Saret paced curiously to the window and stared at himself as closely as possible.  Every move he felt he made, the reflection mirrored.  He touched the youthful face, and ran his hand through the hair on his head, something that he hadn’t done in far too many years since he first found dullet.  He nearly laughed but stopped as the corners of his mouth began to smile.  For he did recognize the face he now saw.  It was his own, but one he had not seen in nearly thirty cycles or more.   This was his face.  Young.  Alive!  Not old and dying.

“You should be dead.”  He said to his reflection in a voice he now recalled as his own as well.  “You die alone on a planet, you know?”

“Yes, you did.”  A voice rang out in the room, reverberating between the empty walls.

Saret spun around, but still the room was empty, save for himself.   “Who’s there?”

“Saret Vacc, do not be alarmed.”  The voice rang out again.  “You are indeed alive, and the voice you hear now is that of Graffis Biuy.  I will be your caretaker, and I will be here to help you during this transition.”

“What sort of transition” Saret asked staring about the ceiling trying to spot an intercom.

“Saret.  You have been cloned from the point of your death.  Your body, you will notice, is not as it was, for we have opted to rescind its cyclic damage to a point where it would be most useful for our purposes.  Which now brings me to my first question: Do you recall dying?”

“Yes, I do.  But what is this all about, I—“

“Please be patient, I will answer your questions at the conclusion of mine.  Now, do you remember how you died?”

“Well yeah, I was—“  Saret found he didn’t know how to finish.


“Was I shot?  Stabbed?  Wait…I don’t remember.  What’s wrong with me?”

The voice over the intercom let out a sigh.  “I was afraid of that.  You see, Saret, you initiated your Bin drive before you died, and it appears we could not recover your full memories.  Which leads me to my next question: do you know the meaning of the word Hixus?”
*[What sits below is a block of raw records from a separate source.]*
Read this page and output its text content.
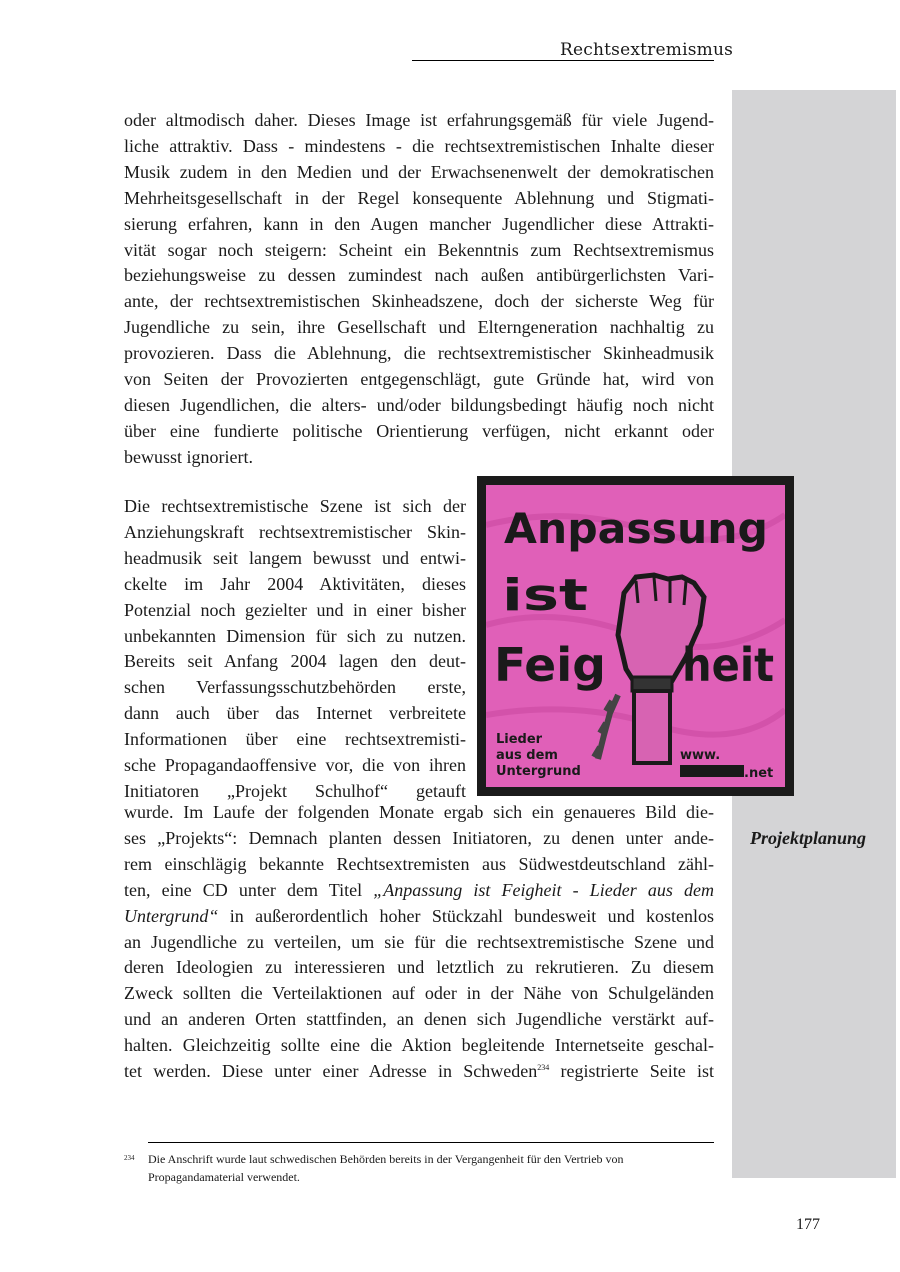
Rechtsextremismus
Projektplanung
oder altmodisch daher. Dieses Image ist erfahrungsgemäß für viele Jugend-
liche attraktiv. Dass - mindestens - die rechtsextremistischen Inhalte dieser
Musik zudem in den Medien und der Erwachsenenwelt der demokratischen
Mehrheitsgesellschaft in der Regel konsequente Ablehnung und Stigmati-
sierung erfahren, kann in den Augen mancher Jugendlicher diese Attrakti-
vität sogar noch steigern: Scheint ein Bekenntnis zum Rechtsextremismus
beziehungsweise zu dessen zumindest nach außen antibürgerlichsten Vari-
ante, der rechtsextremistischen Skinheadszene, doch der sicherste Weg für
Jugendliche zu sein, ihre Gesellschaft und Elterngeneration nachhaltig zu
provozieren. Dass die Ablehnung, die rechtsextremistischer Skinheadmusik
von Seiten der Provozierten entgegenschlägt, gute Gründe hat, wird von
diesen Jugendlichen, die alters- und/oder bildungsbedingt häufig noch nicht
über eine fundierte politische Orientierung verfügen, nicht erkannt oder
bewusst ignoriert.
Die rechtsextremistische Szene ist sich der
Anziehungskraft rechtsextremistischer Skin-
headmusik seit langem bewusst und entwi-
ckelte im Jahr 2004 Aktivitäten, dieses
Potenzial noch gezielter und in einer bisher
unbekannten Dimension für sich zu nutzen.
Bereits seit Anfang 2004 lagen den deut-
schen Verfassungsschutzbehörden erste,
dann auch über das Internet verbreitete
Informationen über eine rechtsextremisti-
sche Propagandaoffensive vor, die von ihren
Initiatoren „Projekt Schulhof“ getauft
Anpassung
ist
Feig heit
Lieder
aus dem
Untergrund
www.
.net
wurde. Im Laufe der folgenden Monate ergab sich ein genaueres Bild die-
ses „Projekts“: Demnach planten dessen Initiatoren, zu denen unter ande-
rem einschlägig bekannte Rechtsextremisten aus Südwestdeutschland zähl-
ten, eine CD unter dem Titel „Anpassung ist Feigheit - Lieder aus dem
Untergrund“ in außerordentlich hoher Stückzahl bundesweit und kostenlos
an Jugendliche zu verteilen, um sie für die rechtsextremistische Szene und
deren Ideologien zu interessieren und letztlich zu rekrutieren. Zu diesem
Zweck sollten die Verteilaktionen auf oder in der Nähe von Schulgeländen
und an anderen Orten stattfinden, an denen sich Jugendliche verstärkt auf-
halten. Gleichzeitig sollte eine die Aktion begleitende Internetseite geschal-
tet werden. Diese unter einer Adresse in Schweden$^{234}$ registrierte Seite ist
234 Die Anschrift wurde laut schwedischen Behörden bereits in der Vergangenheit für den Vertrieb von Propagandamaterial verwendet.
177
Saret stared blankly at the ceiling as he tried to think if he knew the word.  “I don’t believe I do. No.”

Another sigh was let out and a number of seconds of silence followed it.  “We were afraid of that.”

“Why?  What’s the problem?”

“We had hoped to recover all of your memories without the need of your Bin drive.  As it is now, it appears you are missing more than 75% of your memories.”

“Then reinstall them.  I don’t see the problem.”

“Nor would we if we could.”

“Why can’t you?  Was it damaged?”

“No, Saret.  It is missing.  And it is most important we recover its contents.”

“What’s so special about me?  Why bring me back?”

Silence met his question for well over a minute before a voice came back on.  “We apologize for the trouble we may have caused you Saret Vacc.  Unfortunately your memories did not transfer over in the replication process, so your services will no longer be required.”

“Wait a minute!  What is that supposed to mean?!”

“It means that your functions will be terminated as was originally intended.  We apologize for our error in your re-introduction.  We will pray to Galst for your forgiveness.”

The intercom cut off and again Saret heard the beating of his own heart heavily in his ears.  He looked out past his reflection into the distant darkness beyond.  The distant planet being left behind was familiar, yet he couldn’t recall the name.  But he could see Galst, and there to her right, faint but unmistakable, Eres.  She seemed to be pulsating, much more apparent than any other star in the great void.  Saret still hadn’t decided if he believed in these watchers, but he was sure that if Eres was indeed real, right now She must be laughing at him.